The tone of the response was admirable - it was humble, full of regret at being misunderstood, with a promise to improve.
HCI's response was to say that in that particular session, the facilitator was "ineffective" in dealing with student concerns and the book was "a source of unhappiness" and that the school would look into designing its own human relationships course.
Here and there on the Web, you will find people who say that Ms Tan is wrong. Stereotypes exist because male and female brains are wired differently, they argue.
They miss the point. No one is disputing that most little boys choose to play with toy guns or that most little girls prefer dolls.

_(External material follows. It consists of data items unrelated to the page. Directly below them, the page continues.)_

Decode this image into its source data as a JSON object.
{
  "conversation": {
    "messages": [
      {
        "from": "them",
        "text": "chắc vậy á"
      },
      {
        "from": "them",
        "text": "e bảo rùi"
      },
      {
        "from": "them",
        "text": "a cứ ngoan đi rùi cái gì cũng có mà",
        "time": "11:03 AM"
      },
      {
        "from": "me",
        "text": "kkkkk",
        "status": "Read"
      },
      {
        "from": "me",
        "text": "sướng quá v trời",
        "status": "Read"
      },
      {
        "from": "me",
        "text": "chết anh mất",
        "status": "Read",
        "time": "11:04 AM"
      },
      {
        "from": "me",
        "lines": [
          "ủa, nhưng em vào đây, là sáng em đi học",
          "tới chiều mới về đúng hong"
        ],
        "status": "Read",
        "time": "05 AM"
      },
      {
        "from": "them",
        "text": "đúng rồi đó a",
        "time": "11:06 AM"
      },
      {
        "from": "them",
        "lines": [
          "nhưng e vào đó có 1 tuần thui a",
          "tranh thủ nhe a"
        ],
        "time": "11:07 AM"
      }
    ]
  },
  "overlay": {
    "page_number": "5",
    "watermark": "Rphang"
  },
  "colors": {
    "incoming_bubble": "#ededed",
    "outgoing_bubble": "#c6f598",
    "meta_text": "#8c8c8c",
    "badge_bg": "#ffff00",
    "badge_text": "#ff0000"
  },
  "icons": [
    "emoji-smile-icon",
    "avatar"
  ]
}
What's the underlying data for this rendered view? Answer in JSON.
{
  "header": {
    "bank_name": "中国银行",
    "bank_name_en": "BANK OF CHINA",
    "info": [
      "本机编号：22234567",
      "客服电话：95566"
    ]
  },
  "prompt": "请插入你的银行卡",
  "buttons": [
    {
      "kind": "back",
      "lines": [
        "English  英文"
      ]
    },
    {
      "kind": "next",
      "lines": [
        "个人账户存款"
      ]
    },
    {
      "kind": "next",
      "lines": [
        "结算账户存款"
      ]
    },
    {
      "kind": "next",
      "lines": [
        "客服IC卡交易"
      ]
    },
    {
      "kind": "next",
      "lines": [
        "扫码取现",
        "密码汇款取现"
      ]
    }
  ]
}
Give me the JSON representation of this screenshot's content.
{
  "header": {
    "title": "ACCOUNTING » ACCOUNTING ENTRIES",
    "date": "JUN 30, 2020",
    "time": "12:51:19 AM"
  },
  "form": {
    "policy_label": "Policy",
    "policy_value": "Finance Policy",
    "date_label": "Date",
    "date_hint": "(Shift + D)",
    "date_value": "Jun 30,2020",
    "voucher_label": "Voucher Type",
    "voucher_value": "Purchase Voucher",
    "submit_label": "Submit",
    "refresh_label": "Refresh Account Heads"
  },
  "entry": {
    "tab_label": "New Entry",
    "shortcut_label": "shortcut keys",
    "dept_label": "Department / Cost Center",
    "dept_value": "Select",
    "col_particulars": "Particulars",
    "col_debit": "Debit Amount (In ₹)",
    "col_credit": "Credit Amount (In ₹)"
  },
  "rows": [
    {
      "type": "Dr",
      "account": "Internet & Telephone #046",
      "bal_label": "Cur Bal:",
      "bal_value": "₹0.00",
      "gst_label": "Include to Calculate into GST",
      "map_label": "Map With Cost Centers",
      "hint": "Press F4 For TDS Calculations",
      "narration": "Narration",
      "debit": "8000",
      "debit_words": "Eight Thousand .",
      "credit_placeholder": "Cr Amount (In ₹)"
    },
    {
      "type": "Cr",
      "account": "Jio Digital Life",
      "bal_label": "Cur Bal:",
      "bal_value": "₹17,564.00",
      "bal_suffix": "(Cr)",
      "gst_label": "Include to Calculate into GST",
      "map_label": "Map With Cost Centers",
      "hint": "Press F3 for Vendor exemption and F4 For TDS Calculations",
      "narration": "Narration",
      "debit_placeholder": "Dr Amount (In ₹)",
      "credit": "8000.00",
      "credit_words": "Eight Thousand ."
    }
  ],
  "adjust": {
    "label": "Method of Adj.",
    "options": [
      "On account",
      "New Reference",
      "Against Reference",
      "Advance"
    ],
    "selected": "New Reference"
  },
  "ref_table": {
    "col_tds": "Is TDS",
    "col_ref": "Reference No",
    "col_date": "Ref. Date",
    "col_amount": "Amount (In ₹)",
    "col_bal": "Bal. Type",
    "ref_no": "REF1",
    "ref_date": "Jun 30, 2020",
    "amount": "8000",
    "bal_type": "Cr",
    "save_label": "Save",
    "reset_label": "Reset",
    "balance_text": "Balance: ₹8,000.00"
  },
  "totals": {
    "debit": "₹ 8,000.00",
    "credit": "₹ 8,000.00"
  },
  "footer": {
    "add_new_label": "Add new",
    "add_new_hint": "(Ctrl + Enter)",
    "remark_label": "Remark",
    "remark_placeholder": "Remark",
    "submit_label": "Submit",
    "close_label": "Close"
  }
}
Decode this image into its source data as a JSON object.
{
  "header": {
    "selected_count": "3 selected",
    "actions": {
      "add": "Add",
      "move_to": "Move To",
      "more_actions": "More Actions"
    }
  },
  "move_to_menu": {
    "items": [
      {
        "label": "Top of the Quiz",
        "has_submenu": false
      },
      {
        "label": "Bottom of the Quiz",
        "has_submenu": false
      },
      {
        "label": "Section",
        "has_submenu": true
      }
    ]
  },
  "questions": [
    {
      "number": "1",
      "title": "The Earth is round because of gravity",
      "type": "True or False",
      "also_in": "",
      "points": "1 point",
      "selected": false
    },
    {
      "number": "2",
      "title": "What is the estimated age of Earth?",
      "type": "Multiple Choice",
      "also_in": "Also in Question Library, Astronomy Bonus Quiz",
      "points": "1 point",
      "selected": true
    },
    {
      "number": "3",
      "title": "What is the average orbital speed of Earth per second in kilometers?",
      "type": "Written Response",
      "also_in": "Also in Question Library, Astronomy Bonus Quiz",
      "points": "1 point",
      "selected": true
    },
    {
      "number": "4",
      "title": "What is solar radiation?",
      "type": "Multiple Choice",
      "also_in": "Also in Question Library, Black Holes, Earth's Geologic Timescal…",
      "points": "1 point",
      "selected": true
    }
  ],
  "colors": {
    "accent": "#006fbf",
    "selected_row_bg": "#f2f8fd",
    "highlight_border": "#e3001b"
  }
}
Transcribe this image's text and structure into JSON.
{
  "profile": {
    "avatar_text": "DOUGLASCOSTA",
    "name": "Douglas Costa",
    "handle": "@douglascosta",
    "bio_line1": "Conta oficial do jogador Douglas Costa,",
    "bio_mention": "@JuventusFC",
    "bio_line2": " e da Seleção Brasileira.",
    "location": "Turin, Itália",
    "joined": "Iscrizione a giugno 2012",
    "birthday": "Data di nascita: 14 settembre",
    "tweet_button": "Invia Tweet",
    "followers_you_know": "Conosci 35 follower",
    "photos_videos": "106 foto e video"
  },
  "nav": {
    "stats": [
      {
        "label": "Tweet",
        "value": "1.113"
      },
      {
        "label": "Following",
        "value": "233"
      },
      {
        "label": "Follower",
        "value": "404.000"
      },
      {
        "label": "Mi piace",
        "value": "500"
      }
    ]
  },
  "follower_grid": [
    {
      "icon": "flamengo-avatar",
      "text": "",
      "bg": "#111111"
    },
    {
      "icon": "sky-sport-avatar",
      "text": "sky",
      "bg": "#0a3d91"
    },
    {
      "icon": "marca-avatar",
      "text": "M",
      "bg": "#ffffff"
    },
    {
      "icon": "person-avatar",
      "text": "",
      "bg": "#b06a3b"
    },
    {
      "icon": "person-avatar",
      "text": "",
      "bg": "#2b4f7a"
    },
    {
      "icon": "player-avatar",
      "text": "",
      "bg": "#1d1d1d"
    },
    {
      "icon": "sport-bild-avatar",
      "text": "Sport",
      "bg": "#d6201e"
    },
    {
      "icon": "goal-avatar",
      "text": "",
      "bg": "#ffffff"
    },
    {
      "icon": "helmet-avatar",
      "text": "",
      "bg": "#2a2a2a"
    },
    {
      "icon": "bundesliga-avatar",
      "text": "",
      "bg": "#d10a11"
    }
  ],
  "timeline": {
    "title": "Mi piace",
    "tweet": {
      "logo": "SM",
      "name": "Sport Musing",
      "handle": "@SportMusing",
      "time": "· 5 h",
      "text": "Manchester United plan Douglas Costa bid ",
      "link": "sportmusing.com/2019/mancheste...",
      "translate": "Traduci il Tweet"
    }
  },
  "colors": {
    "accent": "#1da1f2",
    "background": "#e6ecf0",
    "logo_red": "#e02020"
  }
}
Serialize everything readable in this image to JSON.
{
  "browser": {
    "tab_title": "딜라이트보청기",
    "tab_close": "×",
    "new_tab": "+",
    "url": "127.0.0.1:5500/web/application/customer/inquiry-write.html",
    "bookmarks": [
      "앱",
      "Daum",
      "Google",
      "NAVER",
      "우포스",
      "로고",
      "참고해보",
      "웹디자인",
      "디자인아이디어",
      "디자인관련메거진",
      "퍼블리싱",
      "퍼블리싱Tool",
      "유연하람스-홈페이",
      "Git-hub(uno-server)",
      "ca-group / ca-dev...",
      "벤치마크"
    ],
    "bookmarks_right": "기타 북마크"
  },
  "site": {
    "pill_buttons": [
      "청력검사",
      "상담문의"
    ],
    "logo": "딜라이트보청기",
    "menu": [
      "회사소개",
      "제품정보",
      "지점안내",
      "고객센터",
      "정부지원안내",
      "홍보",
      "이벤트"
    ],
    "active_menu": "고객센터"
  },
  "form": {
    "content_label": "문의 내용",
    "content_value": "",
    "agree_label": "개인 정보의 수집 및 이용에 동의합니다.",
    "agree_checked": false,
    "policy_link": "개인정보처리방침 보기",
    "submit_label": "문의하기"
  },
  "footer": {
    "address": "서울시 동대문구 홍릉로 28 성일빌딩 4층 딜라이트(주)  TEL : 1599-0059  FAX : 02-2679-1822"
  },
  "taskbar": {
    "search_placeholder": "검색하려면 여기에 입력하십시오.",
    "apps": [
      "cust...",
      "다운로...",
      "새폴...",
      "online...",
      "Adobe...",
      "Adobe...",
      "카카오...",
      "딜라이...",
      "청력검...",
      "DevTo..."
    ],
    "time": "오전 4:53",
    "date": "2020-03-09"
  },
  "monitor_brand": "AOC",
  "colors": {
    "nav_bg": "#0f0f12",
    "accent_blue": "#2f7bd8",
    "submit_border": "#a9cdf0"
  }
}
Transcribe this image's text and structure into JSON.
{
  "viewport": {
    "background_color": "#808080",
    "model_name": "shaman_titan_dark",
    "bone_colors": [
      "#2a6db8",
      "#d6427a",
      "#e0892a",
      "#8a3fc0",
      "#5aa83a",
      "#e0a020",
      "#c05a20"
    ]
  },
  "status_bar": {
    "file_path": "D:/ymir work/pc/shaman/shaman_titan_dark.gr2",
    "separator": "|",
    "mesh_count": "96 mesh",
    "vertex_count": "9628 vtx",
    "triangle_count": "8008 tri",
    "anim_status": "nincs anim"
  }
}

The problem is how quickly neutral observations about guns and dolls or pink and blue harden into value judgments or, worse, social policy.
To give an example: In early-1800s America, before the arrival of universal education, 90 per cent of teachers were men. After compulsory education became law, what were the states to do about paying all these new teachers?
The solution was to take the existing wage pool and spread it thinner. Men, being sole breadwinners, fled the profession. Clever politicians took to extolling teaching as women's work, a career that was a holy calling that tapped into the noble female instinct to nurture.
Young, unmarried women responded in droves, leading to the Little House On The Prairie situation of the schoolmarm from the east toughing it out on the frontier, because it was the right thing to do.
So what you see today in teaching, nursing and other traditionally female-heavy occupations is the result of historical social engineering - and suppressed wage levels - as much as it is "human nature".
Ms Tan's harshest online critics seem to be men, who are at least proving that one stereotype has a lot of truth. When it comes down to which gender has the more delicate ego and are liable to come across all trembly and defensive and lash out when that ego is threatened, men really are the weaker sex.